The Winter Tree 2022 edition
I didn’t deliberately set out to take such a long break from blogging, but as events unfolded, it seemed, hmm, well, necessary … so I did.
-oOo-
First this happened …
(this video’s being a pain to embed into this post. If you could let me know if it’s working, that’d be great, otherwise you can watch it on YouTube itself)
It was only a short pootle from the BeeLazee campground, through town, along the highway, and on to a quiet street, where …
… oops, getting ahead of myself a bit.
We knew we needed to move on before the campground closed at the end of September or we’d be, almost quite literally, orphans in the snow.
Rentals in town were ridiculously astronomical, and apparently nothing was to be had elsewhere. But, just as Mrs Widds went on Craigslist and found our cottage on Widder Island, so too did she find us a house, on a quiet street, with an acre of lawn, (which I’m going to turn into a huge garden next year), and surrounded by mature trees.

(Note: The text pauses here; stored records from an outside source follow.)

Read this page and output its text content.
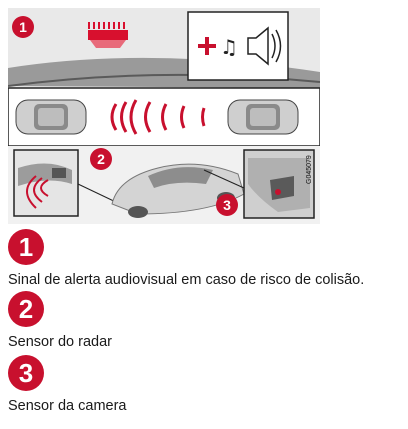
♫
1
2
3
G045079
1
Sinal de alerta audiovisual em caso de risco de colisão.
2
Sensor do radar
3
Sensor da camera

This is the view from our front door, and the back – Tree heaven!
The trees, the trees, they stole my heart.
-oOo-
Even though we hauled in whatever we needed from the trailer, the house was so large (three times bigger – at least – than our little cottage on Widder Lake) we felt like two little lost socks in the Washing Machine of Life. Very disconcerting it was, after living so small for so long, (ten years in the cottage) and then smaller still in the RV.
Being on unstable ground for so long, (people with bad knees should not live in a small RV for any length of time – I’d far surpassed by ‘use-by’ date) I could hardly walk by the time we signed the lease and officially moved in, if you could call my hobbling along a ‘walk’. There are steps up to the front porch and off of the balcony at the back. There’s also another set right in the middle of the living room, (don’t ask me why they had to be in that particular spot – it’s a mystery) that lead to the downstairs craft/workshop, the storage room, and Mrs Widds study.
Hobbling up and down all those stairs was hard, painful, time consuming, and exhausting … however, we had our Winter home.
We set up camp in the living room and began to figure out, 1 – how we could afford twice the rent we were used to paying, (which is slowly sorting itself out) and 2 – how we were going to bring up all the rest of our worldly possessions from our storage unit 700 kilometers to the south.
U-Haul, it turned out, was U-seless … their business model only works if there are as many people needing trucks going one way as there are going the other. Unfortunately, all the U-haul trucks of the size we required were in Alberta, (the next province east of us) and weren’t likely to come back any time soon.
After literally weeks of not knowing if we would be able to even do the move this year, let alone before winter set in, a friend of the family, I shall call ‘Sir L’, stepped up to the plate with his 7-ton moving truck.
The catch was, (of course there was a catch, there’s always a catch!) we needed to be at the storage unit to help with the loading … 700 kilometers away.